McMillan, which includes Pakenham, Warragul and Nyora in its electoral boundaries, is also expected to be held by a sitting Liberal member.
Russell Broadbent is tipped to hold his seat, which was won by the Liberals in 2007 by a margin of 4.8 per cent.
In a replay of the last poll, his biggest threat will come in the form of Christine Maxfield, who ran for the Labor Party in 2007.
Candidates from Family First and the Greens will also run.
Independent Leigh Gatt is the only non-affiliated candidate.

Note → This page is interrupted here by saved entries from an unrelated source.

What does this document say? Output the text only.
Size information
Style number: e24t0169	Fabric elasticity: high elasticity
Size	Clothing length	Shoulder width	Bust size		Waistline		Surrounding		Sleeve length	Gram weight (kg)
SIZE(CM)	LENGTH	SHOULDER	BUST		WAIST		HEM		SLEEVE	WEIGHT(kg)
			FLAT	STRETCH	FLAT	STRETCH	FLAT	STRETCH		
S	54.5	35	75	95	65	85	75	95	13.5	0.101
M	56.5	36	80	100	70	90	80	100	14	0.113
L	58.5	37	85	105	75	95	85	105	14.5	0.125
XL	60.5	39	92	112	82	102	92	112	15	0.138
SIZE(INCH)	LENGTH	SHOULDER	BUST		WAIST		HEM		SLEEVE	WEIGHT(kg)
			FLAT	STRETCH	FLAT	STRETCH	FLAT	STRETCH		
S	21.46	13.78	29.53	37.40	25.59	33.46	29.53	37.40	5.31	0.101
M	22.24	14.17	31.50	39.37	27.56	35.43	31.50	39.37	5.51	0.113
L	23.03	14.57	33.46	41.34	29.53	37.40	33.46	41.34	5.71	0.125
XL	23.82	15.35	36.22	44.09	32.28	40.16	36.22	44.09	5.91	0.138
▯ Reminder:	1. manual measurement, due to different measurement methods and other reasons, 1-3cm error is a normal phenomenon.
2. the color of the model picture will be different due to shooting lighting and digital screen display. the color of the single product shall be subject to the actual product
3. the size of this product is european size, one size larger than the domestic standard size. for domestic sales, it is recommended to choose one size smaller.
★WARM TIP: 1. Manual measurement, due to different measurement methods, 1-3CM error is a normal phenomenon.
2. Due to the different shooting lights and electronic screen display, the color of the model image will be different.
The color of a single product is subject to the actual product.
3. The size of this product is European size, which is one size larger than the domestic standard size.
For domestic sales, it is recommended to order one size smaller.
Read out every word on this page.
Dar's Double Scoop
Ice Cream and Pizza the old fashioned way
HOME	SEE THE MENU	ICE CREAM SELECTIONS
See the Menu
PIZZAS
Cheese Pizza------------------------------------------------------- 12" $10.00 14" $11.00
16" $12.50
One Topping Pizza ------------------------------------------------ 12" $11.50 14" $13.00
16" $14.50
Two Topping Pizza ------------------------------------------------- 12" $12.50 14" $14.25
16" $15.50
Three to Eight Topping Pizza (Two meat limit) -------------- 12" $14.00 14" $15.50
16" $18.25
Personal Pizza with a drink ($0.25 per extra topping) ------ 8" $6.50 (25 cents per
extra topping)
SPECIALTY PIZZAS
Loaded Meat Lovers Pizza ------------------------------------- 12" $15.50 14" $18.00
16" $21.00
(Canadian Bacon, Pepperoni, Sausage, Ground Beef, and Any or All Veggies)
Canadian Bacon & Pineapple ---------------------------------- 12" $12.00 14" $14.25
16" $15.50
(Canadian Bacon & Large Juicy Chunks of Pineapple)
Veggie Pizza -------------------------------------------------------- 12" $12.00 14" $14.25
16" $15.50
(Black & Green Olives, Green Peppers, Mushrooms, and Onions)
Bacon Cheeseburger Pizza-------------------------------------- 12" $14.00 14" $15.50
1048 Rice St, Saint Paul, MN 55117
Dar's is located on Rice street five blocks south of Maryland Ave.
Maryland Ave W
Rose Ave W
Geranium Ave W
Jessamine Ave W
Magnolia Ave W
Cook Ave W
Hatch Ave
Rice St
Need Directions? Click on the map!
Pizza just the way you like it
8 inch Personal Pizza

The Moe signwriter said he wanted a fairer deal for all Australian and a more financially secure retirement for the elderly.
“Once you reach the age of 65 you shouldn’t have to pay tax and you should have free health care,” he said.
While he wouldn’t offer a preference deal to any party, Mr Gatt was happy to reveal which way he would lean when he cast his own vote.
“I’d rather see preferences go to Labor before Liberal … I don’t really trust Tony Abbott,” he said.
In Flinders, the small field reflects the seemingly indomitable position of Liberal Greg Hunt.
With an 8.3 per cent majority, Mr Hunt would seem certain to hold off the challenge of Labor’s Francis Gagliano-Ventura, Australian Greens candidate Robert Brown and Family First’s Reade Smith.